In this month’s Around Alyth, you will see that there are new volunteering opportunities in our community. We are in need of more volunteers who can lead shiva prayers, and we are in need of more volunteers who can be trained up to provide tech support for our Zoom services and hybrid learning.
Leading shiva prayers in a house of mourning can be the most rewarding experience – being able to offer a mitzvah to a family or individual who has suffered a bereavement.
Being part of our tech support team will continue to allow those who are joining us from home to be a part of our community.
Both of these roles are very much like being one of the Gershonites – in that it allows our religion to be portable into people’s homes. Both of these roles hold our community together. Neither come with great pageantry, but both are necessary and rewarding.
There is a story in the Babylonian Talmud of a conflict between two rabbis. One (Rabban Gamliel) is rich and powerful, used to the trappings of privilege. The other (Rabbi Yehoshua) lives in a hut, and has to fund his prodigious learning by working as a blacksmith. When Rabban Gamliel comes to apologise and to make it up to Rabbi Yehoshua, he cannot help but comment on the blackened walls of his small blacksmith’s hut.
‘Woe to your generation of scholars!’ cries Rabbi Yehoshua ‘That they have not had to work to support themselves!’
Rabbi Yehoshua’s is the kind of invisible labour that so often gets forgotten. And yet without it, we would not also have benefitted from his Talmudic wisdom.
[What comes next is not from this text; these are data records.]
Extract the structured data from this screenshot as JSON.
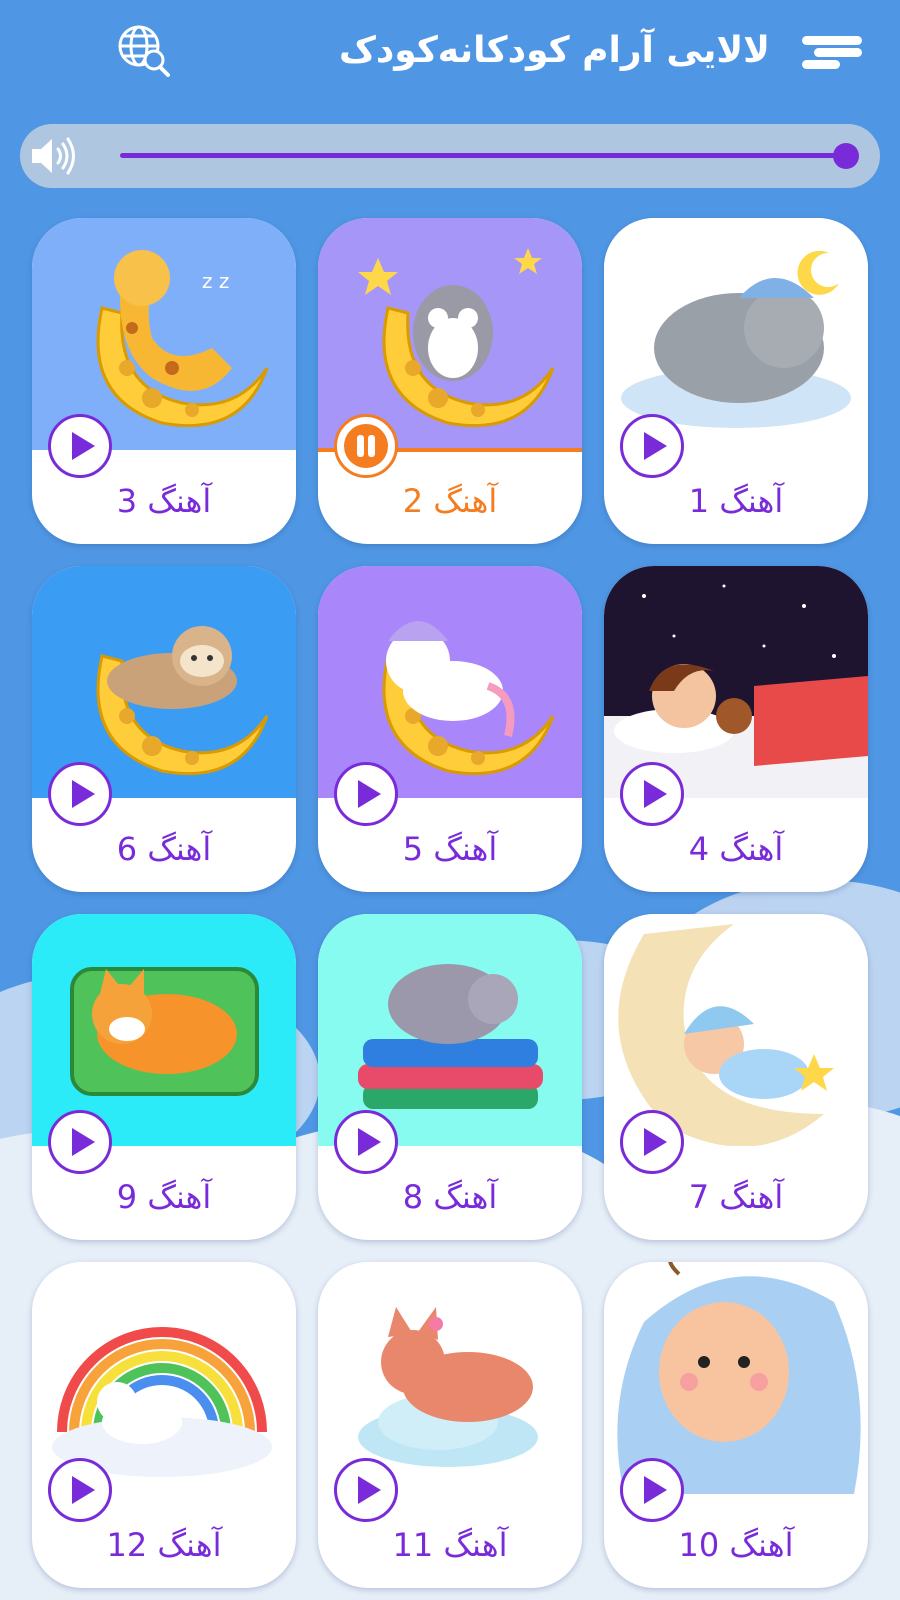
{
  "app": {
    "title": "لالایی آرام کودکانه‌کودک",
    "menu_icon": "hamburger-menu-icon",
    "language_icon": "globe-search-icon"
  },
  "colors": {
    "background": "#4f97e4",
    "accent": "#7a2bd9",
    "active": "#f57c1f",
    "volume_track": "#afc6e1"
  },
  "volume": {
    "icon": "speaker-icon",
    "level": 1.0
  },
  "songs": [
    {
      "label": "آهنگ 1",
      "state": "play",
      "art": "elephant-on-cloud-with-moon",
      "art_bg": "#ffffff"
    },
    {
      "label": "آهنگ 2",
      "state": "pause",
      "art": "owl-on-moon-with-stars",
      "art_bg": "#a696f7"
    },
    {
      "label": "آهنگ 3",
      "state": "play",
      "art": "giraffe-on-moon",
      "art_bg": "#80aff9"
    },
    {
      "label": "آهنگ 4",
      "state": "play",
      "art": "girl-sleeping-with-teddy",
      "art_bg": "#1e1430"
    },
    {
      "label": "آهنگ 5",
      "state": "play",
      "art": "unicorn-on-moon",
      "art_bg": "#a987fb"
    },
    {
      "label": "آهنگ 6",
      "state": "play",
      "art": "sloth-on-moon",
      "art_bg": "#3b9cf3"
    },
    {
      "label": "آهنگ 7",
      "state": "play",
      "art": "baby-on-moon",
      "art_bg": "#ffffff"
    },
    {
      "label": "آهنگ 8",
      "state": "play",
      "art": "cat-on-pillows",
      "art_bg": "#88fbf0"
    },
    {
      "label": "آهنگ 9",
      "state": "play",
      "art": "cat-on-pillow",
      "art_bg": "#2cebf9"
    },
    {
      "label": "آهنگ 10",
      "state": "play",
      "art": "baby-under-blanket",
      "art_bg": "#ffffff"
    },
    {
      "label": "آهنگ 11",
      "state": "play",
      "art": "fox-on-cloud",
      "art_bg": "#ffffff"
    },
    {
      "label": "آهنگ 12",
      "state": "play",
      "art": "unicorn-under-rainbow",
      "art_bg": "#ffffff"
    }
  ]
}
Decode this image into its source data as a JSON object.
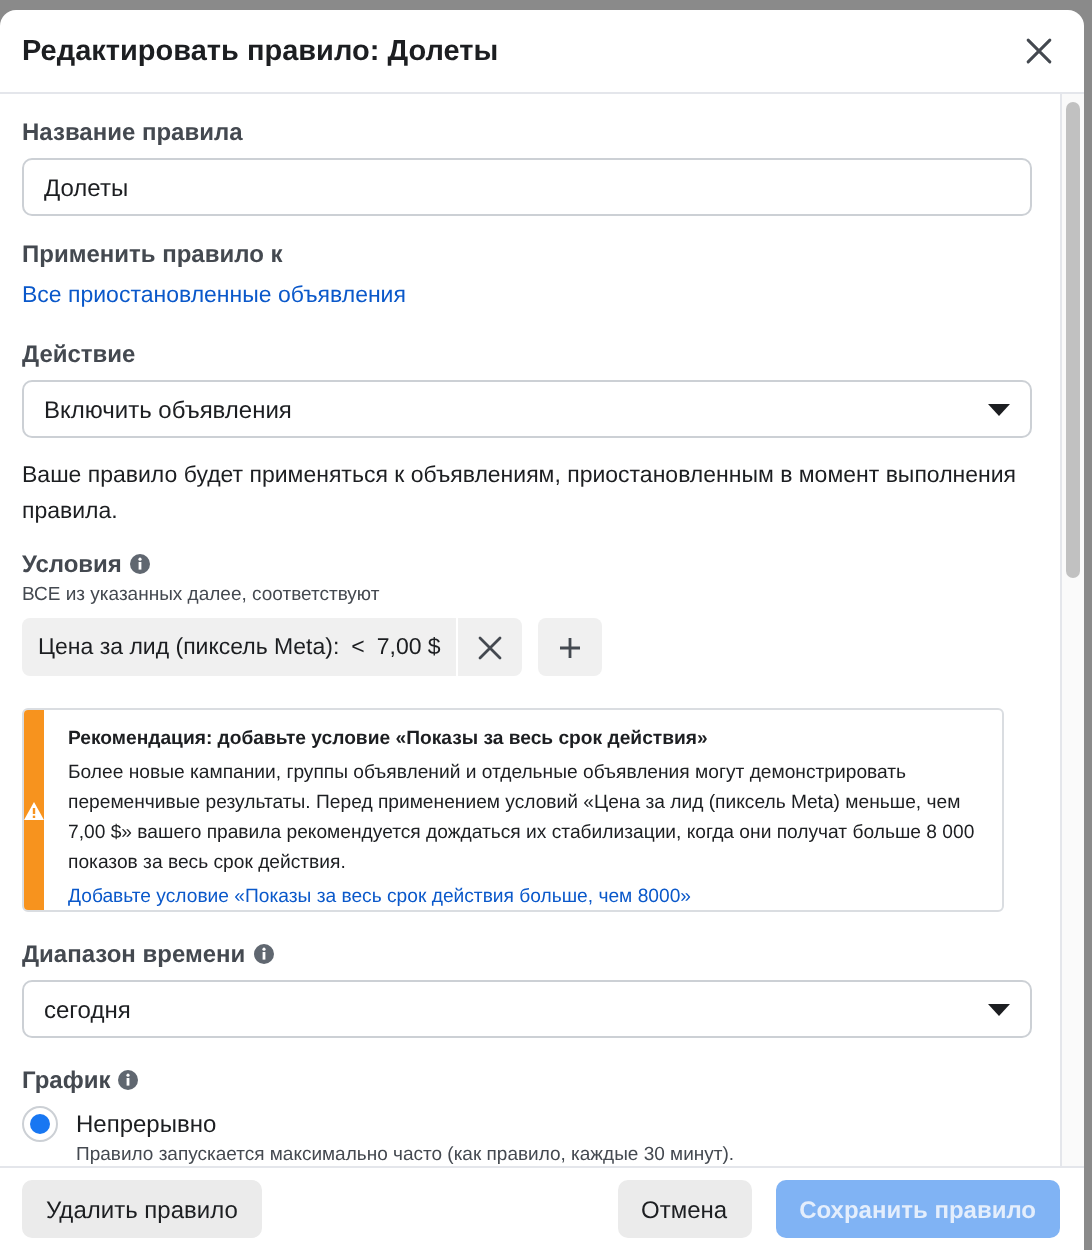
{
  "dialog": {
    "title": "Редактировать правило: Долеты"
  },
  "rule_name": {
    "label": "Название правила",
    "value": "Долеты"
  },
  "apply_to": {
    "label": "Применить правило к",
    "link": "Все приостановленные объявления"
  },
  "action": {
    "label": "Действие",
    "value": "Включить объявления",
    "note": "Ваше правило будет применяться к объявлениям, приостановленным в момент выполнения правила."
  },
  "conditions": {
    "label": "Условия",
    "subtitle": "ВСЕ из указанных далее, соответствуют",
    "items": [
      {
        "metric": "Цена за лид (пиксель Meta):",
        "operator": "<",
        "value": "7,00 $"
      }
    ]
  },
  "recommendation": {
    "title": "Рекомендация: добавьте условие «Показы за весь срок действия»",
    "body": "Более новые кампании, группы объявлений и отдельные объявления могут демонстрировать переменчивые результаты. Перед применением условий «Цена за лид (пиксель Meta) меньше, чем 7,00 $» вашего правила рекомендуется дождаться их стабилизации, когда они получат больше 8 000 показов за весь срок действия.",
    "link": "Добавьте условие «Показы за весь срок действия больше, чем 8000»"
  },
  "time_range": {
    "label": "Диапазон времени",
    "value": "сегодня"
  },
  "schedule": {
    "label": "График",
    "options": [
      {
        "label": "Непрерывно",
        "description": "Правило запускается максимально часто (как правило, каждые 30 минут).",
        "selected": true
      }
    ]
  },
  "footer": {
    "buttons": [
      {
        "label": "Удалить правило",
        "kind": "secondary",
        "disabled": false
      },
      {
        "label": "Отмена",
        "kind": "secondary",
        "disabled": false
      },
      {
        "label": "Сохранить правило",
        "kind": "primary",
        "disabled": true
      }
    ]
  }
}
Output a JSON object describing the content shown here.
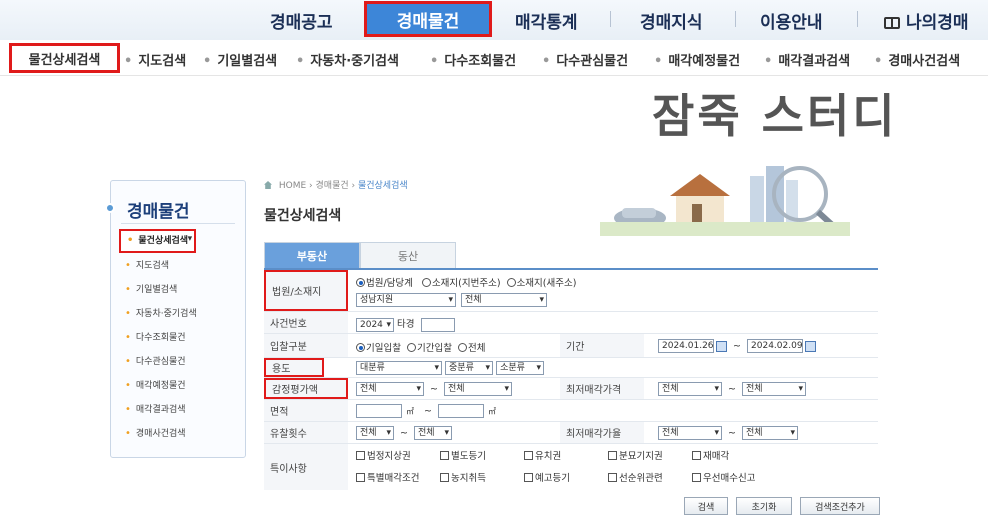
{
  "topnav": {
    "items": [
      "경매공고",
      "경매물건",
      "매각통계",
      "경매지식",
      "이용안내",
      "나의경매"
    ],
    "active": "경매물건"
  },
  "subnav": {
    "items": [
      "물건상세검색",
      "지도검색",
      "기일별검색",
      "자동차·중기검색",
      "다수조회물건",
      "다수관심물건",
      "매각예정물건",
      "매각결과검색",
      "경매사건검색"
    ]
  },
  "overlay_title": "잠죽 스터디",
  "sidebar": {
    "title": "경매물건",
    "items": [
      "물건상세검색",
      "지도검색",
      "기일별검색",
      "자동차·중기검색",
      "다수조회물건",
      "다수관심물건",
      "매각예정물건",
      "매각결과검색",
      "경매사건검색"
    ]
  },
  "breadcrumb": [
    "HOME",
    "경매물건",
    "물건상세검색"
  ],
  "page_title": "물건상세검색",
  "tabs": [
    "부동산",
    "동산"
  ],
  "form": {
    "court": {
      "label": "법원/소재지",
      "radio_options": [
        "법원/담당계",
        "소재지(지번주소)",
        "소재지(새주소)"
      ],
      "court_select": "성남지원",
      "dept_select": "전체"
    },
    "case_no": {
      "label": "사건번호",
      "year": "2024",
      "suffix": "타경"
    },
    "bid_type": {
      "label": "입찰구분",
      "radio_options": [
        "기일입찰",
        "기간입찰",
        "전체"
      ],
      "period_label": "기간",
      "date_from": "2024.01.26",
      "date_to": "2024.02.09"
    },
    "usage": {
      "label": "용도",
      "major": "대분류",
      "middle": "중분류",
      "minor": "소분류"
    },
    "appraisal": {
      "label": "감정평가액",
      "from": "전체",
      "to": "전체",
      "min_price_label": "최저매각가격",
      "min_from": "전체",
      "min_to": "전체"
    },
    "area": {
      "label": "면적",
      "unit": "㎡"
    },
    "fail_count": {
      "label": "유찰횟수",
      "from": "전체",
      "to": "전체",
      "rate_label": "최저매각가율",
      "rate_from": "전체",
      "rate_to": "전체"
    },
    "special": {
      "label": "특이사항",
      "row1": [
        "법정지상권",
        "별도등기",
        "유치권",
        "분묘기지권",
        "재매각"
      ],
      "row2": [
        "특별매각조건",
        "농지취득",
        "예고등기",
        "선순위관련",
        "우선매수신고"
      ]
    }
  },
  "buttons": {
    "search": "검색",
    "reset": "초기화",
    "add_condition": "검색조건추가"
  },
  "colors": {
    "accent_red": "#e01a1a",
    "nav_blue": "#3d86d8",
    "tab_blue": "#6aa0dc"
  }
}
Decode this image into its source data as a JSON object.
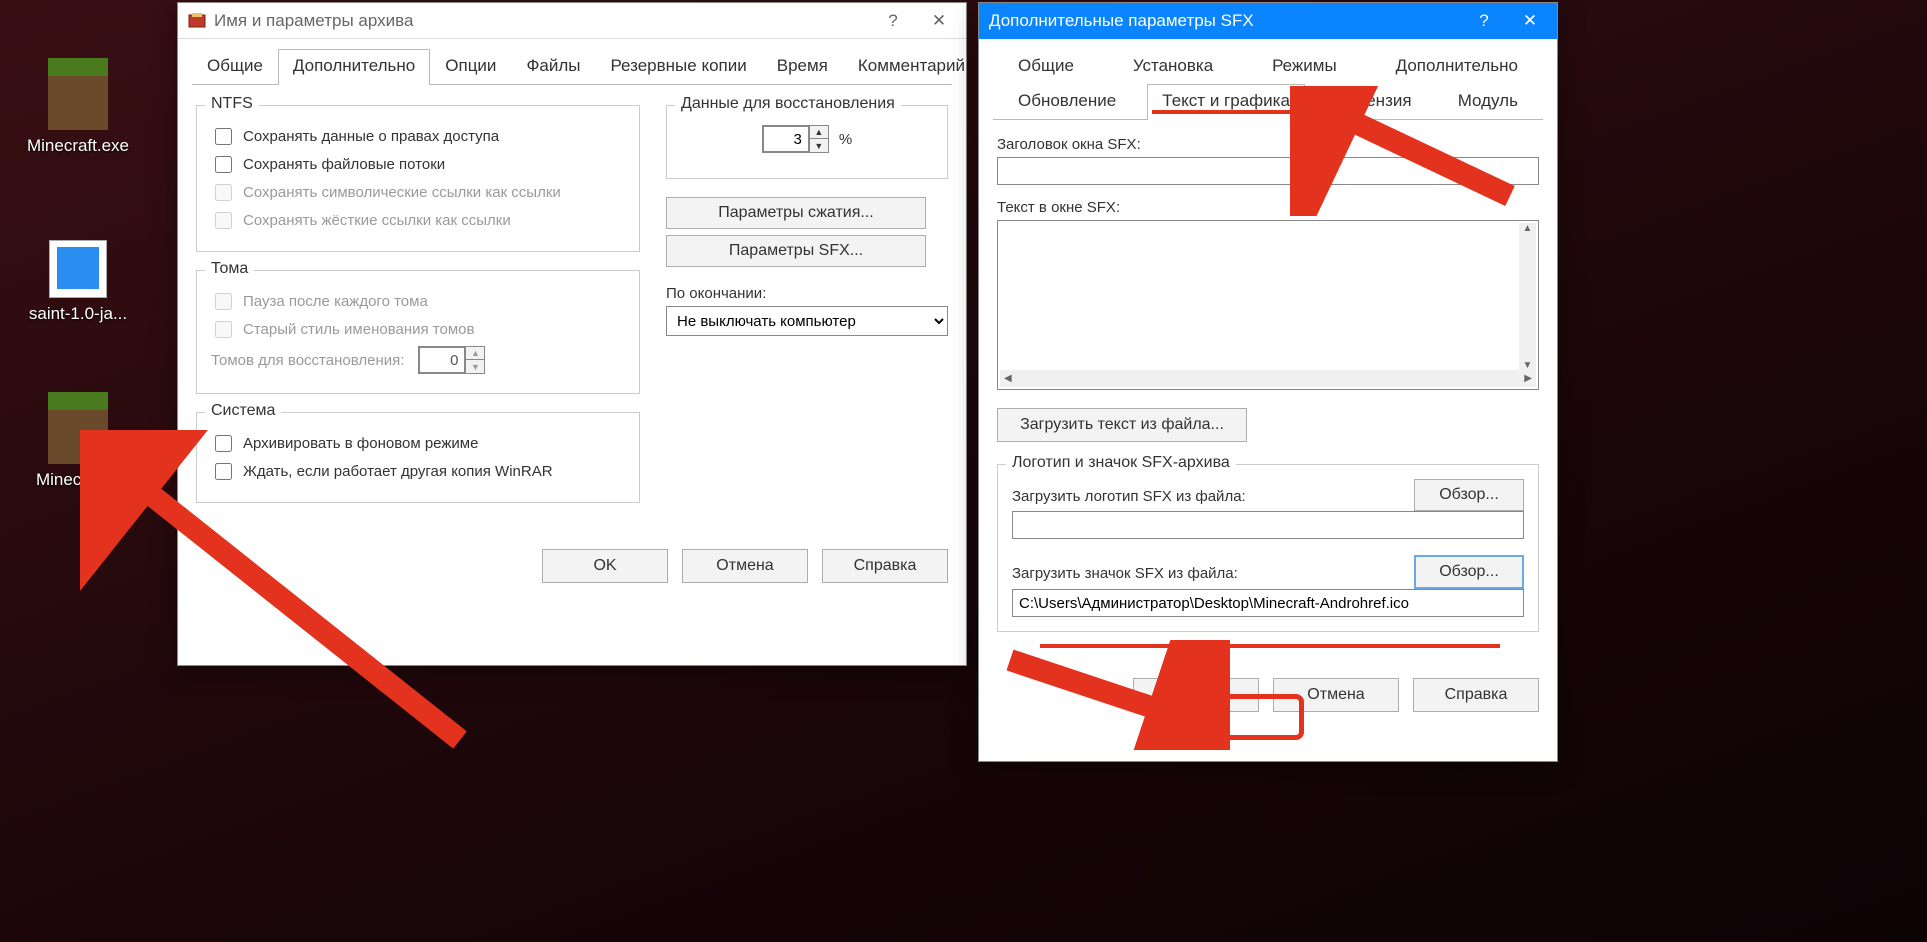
{
  "desktop": {
    "icons": [
      {
        "label": "Minecraft.exe"
      },
      {
        "label": "saint-1.0-ja..."
      },
      {
        "label": "Minecraft..."
      }
    ]
  },
  "win1": {
    "title": "Имя и параметры архива",
    "tabs": [
      "Общие",
      "Дополнительно",
      "Опции",
      "Файлы",
      "Резервные копии",
      "Время",
      "Комментарий"
    ],
    "active_tab": "Дополнительно",
    "ntfs": {
      "legend": "NTFS",
      "cb1": "Сохранять данные о правах доступа",
      "cb2": "Сохранять файловые потоки",
      "cb3": "Сохранять символические ссылки как ссылки",
      "cb4": "Сохранять жёсткие ссылки как ссылки"
    },
    "volumes": {
      "legend": "Тома",
      "cb1": "Пауза после каждого тома",
      "cb2": "Старый стиль именования томов",
      "recov_label": "Томов для восстановления:",
      "recov_value": "0"
    },
    "system": {
      "legend": "Система",
      "cb1": "Архивировать в фоновом режиме",
      "cb2": "Ждать, если работает другая копия WinRAR"
    },
    "recovery": {
      "legend": "Данные для восстановления",
      "value": "3",
      "unit": "%"
    },
    "btn_compress": "Параметры сжатия...",
    "btn_sfx": "Параметры SFX...",
    "after_label": "По окончании:",
    "after_value": "Не выключать компьютер",
    "ok": "OK",
    "cancel": "Отмена",
    "help": "Справка"
  },
  "win2": {
    "title": "Дополнительные параметры SFX",
    "tabs_row1": [
      "Общие",
      "Установка",
      "Режимы",
      "Дополнительно"
    ],
    "tabs_row2": [
      "Обновление",
      "Текст и графика",
      "Лицензия",
      "Модуль"
    ],
    "active_tab": "Текст и графика",
    "label_title": "Заголовок окна SFX:",
    "label_text": "Текст в окне SFX:",
    "btn_loadtext": "Загрузить текст из файла...",
    "group_logo": {
      "legend": "Логотип и значок SFX-архива",
      "label_logo": "Загрузить логотип SFX из файла:",
      "label_icon": "Загрузить значок SFX из файла:",
      "browse": "Обзор...",
      "icon_path": "C:\\Users\\Администратор\\Desktop\\Minecraft-Androhref.ico"
    },
    "ok": "OK",
    "cancel": "Отмена",
    "help": "Справка"
  }
}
Much of the time, that invisible work was done by those who were not part of the powerful rabbinic class – women, servants, slaves, those who were not educated but whose labour allowed the community to continue. Without them, we would not have the towering figures of our tradition.
Hence, we add into our Amidah the names of the wives of the Patriarchs – in acknowledgement of the fact that, without them, there would not have been a next generation in Israel.
We have reached the 49th day of the Omer, which means that our counting from Pesach to Shavuot is complete, and our Omer calendar is full.
In fact, our Omer calendar that stands on our bimah every year is an example of the kind of small actions about which I am speaking. Each of those squares made by a different person – brought together in tiny stitches to serve the whole. We have reached Shavuot – a big moment of revelation and celebration, of jubilee – but let us not forget each of those little squares, which represent the small actions that led to this moment, and made it all possible.
So, on this Shabbat and this coming Shavuot, when we celebrate the great ones of our realm, and when we recall the revelation of the law to Moses on Mount Sinai, let us also remember those through history who have laboured in their shadow. Let us pay tribute to those who were not powerful, and who did not take part in big questions of leadership, but quietly continued with the crucial work that sustained community. Let us remind ourselves that the small acts that we do – whether it is making a call to someone who is isolated, dropping off challah, keeping us safe by doing a security shift on the gate, running tech for a Zoom meeting – all of these are in some ways mighty acts, since without them so much simply would not happen.